We went out to dinner last night that was nice. We ate and neither of us drank. We had a good night over all and I am getting sick of this stuff coming up on Sunday's cause we would have had a way better time if it were on a Saturday. But I was thankful we did anything. NOW I gotta do some sweet stuff for him. I figured we just wouldn't celebrate so now I am caught up in "what do I get my honey for being SO sweet?"
I'm going after work to get him a card to profess my love to him. He probably doesn't know just how much I love him. I hope that in 2011 our relationship gets way better as it did in 2010, and this is a new year and we have a whole year to fall in love all over again.
Yes love is a bit over-rated. But every woman likes to dream and the fact is that, most women enjoy the romantic idea of love! I just wish that the movies would portray it the way it really is. Movies give you this false impression that men are hopelessly romantic and know exactly what to do for a woman at any given time.
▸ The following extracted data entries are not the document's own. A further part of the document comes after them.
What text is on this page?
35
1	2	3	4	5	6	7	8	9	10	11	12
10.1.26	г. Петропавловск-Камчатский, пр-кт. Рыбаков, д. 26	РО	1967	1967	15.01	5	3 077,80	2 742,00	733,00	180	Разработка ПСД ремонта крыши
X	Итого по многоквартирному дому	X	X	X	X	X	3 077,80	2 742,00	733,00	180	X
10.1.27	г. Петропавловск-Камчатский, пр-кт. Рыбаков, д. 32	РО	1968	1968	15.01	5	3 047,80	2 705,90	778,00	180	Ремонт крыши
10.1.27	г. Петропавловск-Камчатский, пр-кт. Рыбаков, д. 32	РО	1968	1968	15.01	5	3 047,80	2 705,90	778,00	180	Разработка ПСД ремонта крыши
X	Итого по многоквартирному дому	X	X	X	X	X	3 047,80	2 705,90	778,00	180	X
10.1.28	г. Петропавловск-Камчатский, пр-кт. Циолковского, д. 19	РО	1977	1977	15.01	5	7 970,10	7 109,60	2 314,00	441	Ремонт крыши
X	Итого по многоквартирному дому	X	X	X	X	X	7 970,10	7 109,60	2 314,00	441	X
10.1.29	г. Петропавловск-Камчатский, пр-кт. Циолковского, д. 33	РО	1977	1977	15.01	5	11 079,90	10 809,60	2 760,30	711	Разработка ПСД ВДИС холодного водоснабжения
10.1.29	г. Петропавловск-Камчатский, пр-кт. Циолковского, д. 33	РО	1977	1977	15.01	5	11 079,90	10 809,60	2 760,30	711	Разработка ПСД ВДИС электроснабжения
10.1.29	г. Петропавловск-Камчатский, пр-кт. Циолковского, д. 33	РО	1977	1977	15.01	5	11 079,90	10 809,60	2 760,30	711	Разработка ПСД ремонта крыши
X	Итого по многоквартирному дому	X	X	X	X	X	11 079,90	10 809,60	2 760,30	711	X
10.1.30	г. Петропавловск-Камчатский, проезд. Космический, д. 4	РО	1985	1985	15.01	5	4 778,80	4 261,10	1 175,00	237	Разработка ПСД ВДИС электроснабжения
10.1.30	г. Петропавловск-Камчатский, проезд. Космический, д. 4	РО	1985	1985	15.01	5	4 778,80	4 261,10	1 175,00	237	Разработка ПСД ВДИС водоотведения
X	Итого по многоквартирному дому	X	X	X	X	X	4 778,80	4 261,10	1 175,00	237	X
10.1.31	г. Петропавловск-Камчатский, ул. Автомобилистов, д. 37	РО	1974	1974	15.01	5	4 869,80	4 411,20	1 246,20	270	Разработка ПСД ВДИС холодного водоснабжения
This is not true! In my 8 years of being with Buddy it has taken me a long time to figure out that he don't know what is going on. Hell I got my hair done on Saturday, and on Sunday when he seen how much I paid for it he said "I Can't tell a difference, just like last time. It took me showing him old pictures of me before I got my hair done to realize that it had been done!
I guess all men are like that. Kailey I don't think ever sleeps though. I get worried about her sometimes. Whats worse is that I get worried that when schools tarts she will be cranky and all to hell! It bothers me.
Oh and to add to my fairly good weekend, the beginning of the weekend started with Megan accusing me of being racist, instead of calling me she got on face book and posted it on my page, how chicken shit is that? I am first off not racist. Her Mexican boyfriend and crap are none of my business. I can careless! I didn't even make a comment about anyone on her side, apparently though everyone is saying I did. Christie my cousin told her that I was talking crap about her! I never talk to Christie, honestly I haven't talked to her in 2 years!
She claims I was up in the bank running my mouth. Not sure how that is possible cause I don't even go to or bank with the bank she is saying I was at. I think her crack head friends need to lay off the pipe and figure out that they are speaking of the wrong Amanda. Cause I am neither racist, or have time to go around talking about someone I barely see or hear from.
You got problems with me call me don't be childish and hang out behind your computer and talk shit to me as if you are doing yourself a favor! Also know that if I did it I wouldn't have responded to you. Don't make me go as far as blocking numbers and you from my face book page.